Archivists can be a dull if industrious lot. Christmas crackers are less important than the new year announcement in Canberra, when the National Archives of Australia releases documents like the newborn into the information world. The event is not without irony, given that such documents are often aged and seasoned numbers, whiskered by storage and grey with cataloguing.
On January 1, the NAA diligently followed a long standing convention of releasing a stash of cabinet documentsrunning into 240 from the Howard government, a period in Australian history when finance ruled with raffish vulgarity, and critical adventurers of conscience were anesthetised and told to get a mortgage. John Howard, Australia’s dull, waxwork prime minister, reminded his voters that Australia’s links to Asian countries were less important than the sigh-heavy attention from Washington.
What was particularly interesting in this disgorging of material was the focus on Australia’s foolish, negligent and even criminal contribution to the war on Iraq in 2003. Even more interesting was how little the files said about the reasons for Australia’s commitment to the invasion. Much of this was occasioned by the omission of 78 records that would otherwise have been in the original 2020 transfer to the archives.

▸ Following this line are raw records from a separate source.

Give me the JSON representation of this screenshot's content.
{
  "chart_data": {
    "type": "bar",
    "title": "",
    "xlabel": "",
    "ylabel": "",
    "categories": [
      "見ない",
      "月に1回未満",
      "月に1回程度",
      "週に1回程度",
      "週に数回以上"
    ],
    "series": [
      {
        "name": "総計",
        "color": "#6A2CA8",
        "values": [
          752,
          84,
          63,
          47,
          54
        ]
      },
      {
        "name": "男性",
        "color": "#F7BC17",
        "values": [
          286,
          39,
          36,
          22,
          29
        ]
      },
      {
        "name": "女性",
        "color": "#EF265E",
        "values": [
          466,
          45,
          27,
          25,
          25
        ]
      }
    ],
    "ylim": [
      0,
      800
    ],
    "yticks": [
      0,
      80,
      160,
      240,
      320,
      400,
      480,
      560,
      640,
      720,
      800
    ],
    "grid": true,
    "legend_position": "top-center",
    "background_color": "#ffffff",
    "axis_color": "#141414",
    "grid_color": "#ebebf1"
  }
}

Canberra is the city of smudged politicians, unnervingly clean air and endless meetings, but the omission of documents troubled Australia’s Prime Minister, Anthony Albanese, given that they concerned the invasion. He even went so far as to order an inquiry. In true capital fashion, it was done with reserve and caution, the broom being of the “one of us” school. Dennis Richardson, former director of the Australian Secret Intelligence Organisation (ASIO) and former head of the Department of Foreign Affairs and Trade (DFAT), not to mention being on the government’s retainer as a consultant, became the broom in question.
In subsequent recommendations as to why the omission of the documents had taken place, Richardson advanced the less than controversial thesis that the NAA include documents from the National Security Committee (NSC), a fixture of the Howard government.

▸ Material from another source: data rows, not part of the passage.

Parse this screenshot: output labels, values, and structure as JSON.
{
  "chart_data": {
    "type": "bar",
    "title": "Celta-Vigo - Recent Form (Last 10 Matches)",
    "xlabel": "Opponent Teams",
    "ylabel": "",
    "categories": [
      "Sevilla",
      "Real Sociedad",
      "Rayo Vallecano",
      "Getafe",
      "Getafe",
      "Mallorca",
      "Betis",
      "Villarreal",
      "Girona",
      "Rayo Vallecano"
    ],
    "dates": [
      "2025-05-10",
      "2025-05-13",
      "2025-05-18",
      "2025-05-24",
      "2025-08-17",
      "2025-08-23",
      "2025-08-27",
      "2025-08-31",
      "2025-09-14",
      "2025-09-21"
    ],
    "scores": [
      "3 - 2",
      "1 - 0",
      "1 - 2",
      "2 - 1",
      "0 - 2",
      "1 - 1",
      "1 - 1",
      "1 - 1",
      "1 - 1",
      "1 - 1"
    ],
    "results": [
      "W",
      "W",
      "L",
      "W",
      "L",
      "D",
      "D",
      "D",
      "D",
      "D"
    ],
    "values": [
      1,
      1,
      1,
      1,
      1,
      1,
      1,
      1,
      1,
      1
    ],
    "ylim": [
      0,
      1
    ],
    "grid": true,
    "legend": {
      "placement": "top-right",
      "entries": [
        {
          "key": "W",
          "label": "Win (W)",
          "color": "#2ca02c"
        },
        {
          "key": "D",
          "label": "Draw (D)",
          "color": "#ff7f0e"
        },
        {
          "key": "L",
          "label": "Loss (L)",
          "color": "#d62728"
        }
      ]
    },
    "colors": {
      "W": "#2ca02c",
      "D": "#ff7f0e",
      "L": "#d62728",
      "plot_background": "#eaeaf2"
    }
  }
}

On March 14, the Archives, as if prodded, released certain NSC documents relevant to the Iraq invasion. In the incomplete release, Australia as empire’s obedient, perfumed appendage becomes almost ridiculously evident. On January 10, 2003, the Defence Minister Robert Hill, along with the defence force chief, identified the need for deploying some personnel from the Australian Defence Force within a month “on the likely time-frame for possible military action against Iraq” as indicated by US Central Command. The meeting also reveals that ADF forward units were already designated from a list agreed upon by the NSC on August 26 and December 4, 2002. The thrill for imminent war was palpable.
Howard, at the same meeting, promised that committing ADF forces required the consideration of all cabinet members, also noting that he had “foreshadowed to the governor-general the general direction of steps under consideration by the government in relation to Iraq”. But the governor-general of the time, the eventually doomed Peter Hollingworth, was subsequently told by the prime minister that involving him in the decision to invade Iraq was needless; the ADF could be deployed under the provisions of the Defence Act.
A minute dated March 18, 2003 makes mention of the full cabinet’s authorisation of the invasion, though hardly anything else. There is, however, a submission from the defence minister “circulated in the cabinet room on 17 and 18 March” intended to convince cabinet on possible military operations in Iraq. In anticipation of a formal request to commit troops, the ADF had already been authorised to pursue “prudent contingency planning” on the matter. The two stated war aims of Washington are outlined (vassal, take note): “regime change” and crippling Iraq’s “delivery of weapons of mass destruction (WMD)”. On this point, the Howard government dawdles, if ever so slightly, notably on the issue of regime change, admitting, ultimately, that “this may be a desirable, even inevitable, outcome of military action”.
The now infamous memorandum of advice authored by the first assistant secretaries of the Department of Foreign Affairs and Trade and the Attorney-General’s department is also to be found. The memorandum offers the shakiest of justifications for invading Iraq, also drawing from unsubstantiated reasons from their UK counterparts. It was subsequently and rightly excoriated by an irate Gavan Griffith, the then unconsulted Solicitor-General. Not only were both bits of legal advice “entirely untenable”, they were also “arrant nonsense”, furnishing “no threads for military clothes.” Nothing from President George W. Bush’s remarks had revealed any desire “to clothe American action with the authority of the Security Council.” Thuggish unilateral action seemed the order of the day.
For Griffith, certain omissions were almost unpardonable. What, for instance, of such authorities as Canberra’s veteran authority, Henry Burmester, the former head of the Office of International Law, subsequently appointed Chief Counsel of the AG’s department. Or for, that matter, of the now late James Crawford of Cambridge University, commonly retained for the giving of advice on international law. Cautious experience had been elbowed out in favour of the gun.
The latest documents from the NSC are more sleet than snow. They do confirm that the parliamentary system, more than ever, should be involved in reining in the wild impulses of war makers. In the meantime, drawing up an indictment for Howard to stand trial in the International Criminal Court is overdue. The same goes for a number of his cabinet. We would not want them to go stale before justice.